A Better Phonetic Lookup
This Java applet uses the “Metaphone” phonetic code algorithm described by
Lawrence Philips in the December 1990 issue of Computer Language. This
algorithm produces better matches than the Soundex algorithm. An input
word is reduced to a 1 to 4 character code using relatively simple
phonetic rules for typical spoken English.
Type a word into the test word field and press return or click on the
Calculate button to see the resulting phonetic code.
In order to test phonetic lookup based on this code, choose one of the Word Sources – this will cause a file having a number of words to be read from the server. The words will be placed in a lookup class calculating the phonetic code on the fly as a key. When a word source is resident, any words with the same phonetic code as words typed in the test field will be displayed in the Matches text area.
The women’s names, men’s names, and place name files are from Gary Ward’s “Moby Words” collection which he has placed in the public domain.
The Metaphone Rules
Metaphone reduces the alphabet to 16 consonant sounds:
B X S K J T F H L M N P R 0 W Y
That isn’t an O but a zero – representing the ‘th’ sound.
Transformations
Metaphone uses the following transformation rules:
Doubled letters except “c” -> drop 2nd letter.
Vowels are only kept when they are the first letter.
B -> B unless at the end of a word after "m" as in "dumb"
C -> X (sh) if -cia- or -ch-
S if -ci-, -ce- or -cy-
K otherwise, including -sch-
D -> J if in -dge-, -dgy- or -dgi-
T otherwise
F -> F
G -> silent if in -gh- and not at end or before a vowel
in -gn- or -gned- (also see dge etc. above)
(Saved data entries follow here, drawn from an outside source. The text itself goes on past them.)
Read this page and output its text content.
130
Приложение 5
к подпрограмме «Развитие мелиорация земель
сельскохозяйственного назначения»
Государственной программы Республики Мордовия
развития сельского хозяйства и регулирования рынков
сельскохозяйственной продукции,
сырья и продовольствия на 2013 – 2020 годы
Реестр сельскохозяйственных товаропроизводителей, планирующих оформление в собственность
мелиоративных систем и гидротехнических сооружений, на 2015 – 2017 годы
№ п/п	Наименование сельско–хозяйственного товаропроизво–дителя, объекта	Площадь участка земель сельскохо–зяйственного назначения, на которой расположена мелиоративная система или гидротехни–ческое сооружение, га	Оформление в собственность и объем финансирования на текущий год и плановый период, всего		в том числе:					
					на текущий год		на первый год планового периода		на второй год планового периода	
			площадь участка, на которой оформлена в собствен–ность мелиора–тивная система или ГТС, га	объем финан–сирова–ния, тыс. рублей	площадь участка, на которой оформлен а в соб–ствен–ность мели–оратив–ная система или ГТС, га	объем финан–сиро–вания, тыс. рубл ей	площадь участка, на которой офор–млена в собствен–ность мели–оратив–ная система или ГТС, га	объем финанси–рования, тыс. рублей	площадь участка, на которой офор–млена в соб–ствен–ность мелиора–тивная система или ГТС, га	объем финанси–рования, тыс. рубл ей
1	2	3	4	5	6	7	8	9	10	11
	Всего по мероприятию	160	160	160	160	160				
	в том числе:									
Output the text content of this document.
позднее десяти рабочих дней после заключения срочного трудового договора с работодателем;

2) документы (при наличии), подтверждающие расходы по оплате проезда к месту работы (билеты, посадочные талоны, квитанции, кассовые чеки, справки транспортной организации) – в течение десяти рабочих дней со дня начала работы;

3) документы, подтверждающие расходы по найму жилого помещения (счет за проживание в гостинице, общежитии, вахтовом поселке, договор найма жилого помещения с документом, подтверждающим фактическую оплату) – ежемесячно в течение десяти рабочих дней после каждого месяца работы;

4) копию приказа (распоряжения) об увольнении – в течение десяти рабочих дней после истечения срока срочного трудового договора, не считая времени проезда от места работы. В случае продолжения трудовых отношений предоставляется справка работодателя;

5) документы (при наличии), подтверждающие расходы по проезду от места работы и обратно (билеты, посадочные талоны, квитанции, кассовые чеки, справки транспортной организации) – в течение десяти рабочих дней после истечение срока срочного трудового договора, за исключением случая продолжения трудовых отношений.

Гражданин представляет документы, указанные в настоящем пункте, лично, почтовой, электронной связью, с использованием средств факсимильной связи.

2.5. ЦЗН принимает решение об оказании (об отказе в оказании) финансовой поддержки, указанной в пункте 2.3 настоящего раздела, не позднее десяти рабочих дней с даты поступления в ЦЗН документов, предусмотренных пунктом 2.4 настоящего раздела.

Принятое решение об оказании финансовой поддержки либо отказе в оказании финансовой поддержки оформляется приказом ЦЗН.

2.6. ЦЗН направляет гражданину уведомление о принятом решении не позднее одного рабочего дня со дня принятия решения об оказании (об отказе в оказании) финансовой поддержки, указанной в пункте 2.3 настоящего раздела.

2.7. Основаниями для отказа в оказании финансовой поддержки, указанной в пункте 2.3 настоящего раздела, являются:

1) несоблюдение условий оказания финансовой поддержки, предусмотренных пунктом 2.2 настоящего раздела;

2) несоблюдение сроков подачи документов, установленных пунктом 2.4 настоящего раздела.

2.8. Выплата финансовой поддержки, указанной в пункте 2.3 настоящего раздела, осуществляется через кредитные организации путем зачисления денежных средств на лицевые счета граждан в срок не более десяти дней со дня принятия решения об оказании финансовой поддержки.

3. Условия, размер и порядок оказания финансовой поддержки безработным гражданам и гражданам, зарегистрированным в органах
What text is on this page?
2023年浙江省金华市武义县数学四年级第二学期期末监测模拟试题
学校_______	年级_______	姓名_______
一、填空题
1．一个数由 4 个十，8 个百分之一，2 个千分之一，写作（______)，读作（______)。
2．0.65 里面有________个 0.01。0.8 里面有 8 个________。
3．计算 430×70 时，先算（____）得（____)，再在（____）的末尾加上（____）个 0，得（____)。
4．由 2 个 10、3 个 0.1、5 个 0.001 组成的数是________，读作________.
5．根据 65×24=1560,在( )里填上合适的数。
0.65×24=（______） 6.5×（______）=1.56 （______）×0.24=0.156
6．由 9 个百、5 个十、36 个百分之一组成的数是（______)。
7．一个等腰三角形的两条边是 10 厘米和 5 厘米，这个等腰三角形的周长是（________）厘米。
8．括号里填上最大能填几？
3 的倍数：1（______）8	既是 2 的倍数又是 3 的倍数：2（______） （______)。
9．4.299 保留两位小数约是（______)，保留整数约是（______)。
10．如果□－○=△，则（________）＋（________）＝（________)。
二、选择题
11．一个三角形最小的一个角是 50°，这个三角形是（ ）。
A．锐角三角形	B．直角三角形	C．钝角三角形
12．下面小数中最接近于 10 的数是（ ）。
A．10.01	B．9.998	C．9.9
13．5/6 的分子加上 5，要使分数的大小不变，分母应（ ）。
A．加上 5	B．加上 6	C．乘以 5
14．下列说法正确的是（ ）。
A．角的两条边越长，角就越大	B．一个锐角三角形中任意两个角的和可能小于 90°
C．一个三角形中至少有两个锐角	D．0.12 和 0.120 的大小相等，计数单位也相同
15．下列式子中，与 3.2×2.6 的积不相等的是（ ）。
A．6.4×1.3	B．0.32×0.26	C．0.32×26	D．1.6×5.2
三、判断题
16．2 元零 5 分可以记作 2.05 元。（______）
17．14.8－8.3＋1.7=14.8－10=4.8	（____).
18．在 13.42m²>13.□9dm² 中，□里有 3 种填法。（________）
J if before i or e or y if not double gg
K otherwise
H -> silent if after vowel and no vowel follows
H otherwise
J -> J
K -> silent if after "c"
K otherwise
L -> L
M -> M
N -> N
P -> F if before "h"
P otherwise
Q -> K
R -> R
S -> X (sh) if before "h" or in -sio- or -sia-
S otherwise
T -> X (sh) if -tia- or -tio-
0 (th) if before "h"
silent if in -tch-
T otherwise
V -> F
W -> silent if not followed by a vowel
W if followed by a vowel
X -> KS
Y -> silent if not followed by a vowel
Y if followed by a vowel
Z -> S
Initial Letter Exceptions
Initial kn-, gn- pn, ae- or wr- -> drop first letter Initial x- -> change to "s" Initial wh- -> change to "w"
The code is truncated at 4 characters in this example, but more could be used.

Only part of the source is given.